Вдруг Отиль побледнела и закашлялась. Тут только Лера уловила запах папиросного дыма.

– Он курит что-то невыносимое, – прошептала по-французски Натали. – Это невозможно выдержать!

– Почему же вы ему не сказали? – возмутилась Лера.

– Я думала, может быть, лучше не раздражать его… – растерянно произнесла Натали.

Лера обернулась к террористу.

– С ума ты сошел! – сердито сказала она. – Полный автобус детей, окна закрыты! Что это за дрянь ты куришь?

– Дрянь! – обиделся тот. – Оно ясно ж, «Беломор» не «Мальборо», ну так что? Уже наших папирос покурить нельзя простому человеку?

Лера усмехнулась.

– Три миллиона тебе принесли! Ты не мог на пять баксов попросить нормальных сигарет? Ох и бережливый ты, задушит тебя жаба! Как тебя зовут, кстати? – спросила она.

– Петр… – Кажется, он слегка растерялся от ее слов. – Правда, не сообразил насчет сигарет… А у тебя нет случайно? – просительно поинтересовался он.

– Нет, – отрезала Лера. – Бросай, Петя, курить, береги здоровье.

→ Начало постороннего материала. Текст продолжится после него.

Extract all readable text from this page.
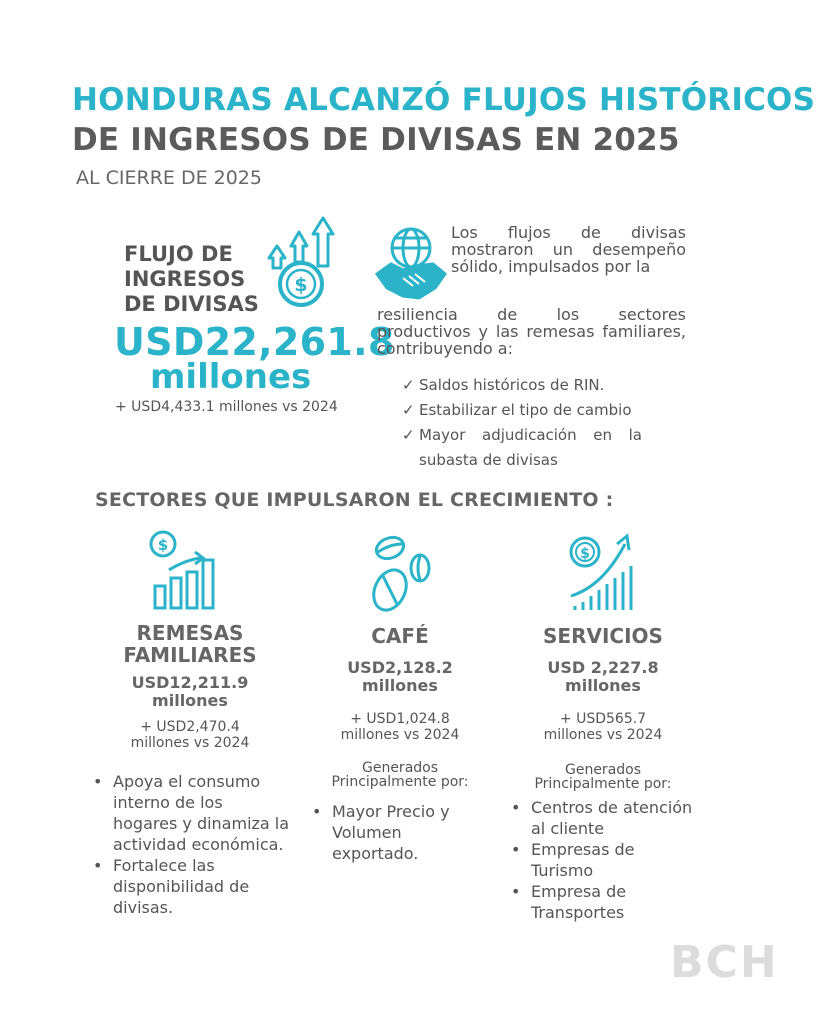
HONDURAS ALCANZÓ FLUJOS HISTÓRICOS
DE INGRESOS DE DIVISAS EN 2025
AL CIERRE DE 2025
FLUJO DE
INGRESOS
DE DIVISAS
$
USD22,261.8
millones
+ USD4,433.1 millones vs 2024
Los flujos de divisas
mostraron un desempeño
sólido, impulsados por la
resiliencia de los sectores
productivos y las remesas familiares,
contribuyendo a:
✓ Saldos históricos de RIN.
✓ Estabilizar el tipo de cambio
✓ Mayor adjudicación en la
subasta de divisas
SECTORES QUE IMPULSARON EL CRECIMIENTO :
$	$
REMESAS
FAMILIARES
USD12,211.9
millones
+ USD2,470.4
millones vs 2024
CAFÉ
USD2,128.2
millones
+ USD1,024.8
millones vs 2024
Generados
Principalmente por:
SERVICIOS
USD 2,227.8
millones
+ USD565.7
millones vs 2024
Generados
Principalmente por:
• Apoya el consumo interno de los hogares y dinamiza la actividad económica.
• Fortalece las disponibilidad de divisas.
• Mayor Precio y Volumen exportado.
• Centros de atención al cliente
• Empresas de Turismo
• Empresa de Transportes
BCH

Сигареты остались в забытом дома плаще, а Митина пепельница лежала в кармане пиджака. Лера прикоснулась к ней пальцами.

– Вы совсем его не боитесь? – снова по-французски, удивленно и восхищенно, прошептала Натали.

– Его нельзя бояться, – мягко объяснила Лера. – Я боюсь за вас, это так. Но его… Он ничтожный человек, неужели вы не видите?

– Но он может нас убить, несмотря на свое ничтожество!

– Не может, – сказала Лера решительно. – Ничтожный человек не может нас убить, мы ему не позволим.

Конечно, она говорила полную глупость и прекрасно это понимала. Саню убили ничтожные люди, самых хороших людей убивали ничтожные люди, и все убийцы ничтожны… Но ей надо было что-то говорить, надо было как-то успокаивать Натали, которая с трудом скрывала свой испуг.

В чем Лера ее не обманывала – это в том, что сама она действительно не испытывала ничего похожего на страх перед этим ничтожеством. Ей было не до него.

Сначала, когда она отломала каблуки, взяла в руки неподъемный кейс, когда террорист втащил ее в автобус, – Лера еще была отвлечена всем этим от того, что происходило с нею на самом деле, что было для нее единственно важным.

Но теперь, в душной полутьме автобуса, все словно вернулось на круги своя. И Лере не хотелось ни болтать с Натали, ни разговаривать с доморощенным террористом Петей.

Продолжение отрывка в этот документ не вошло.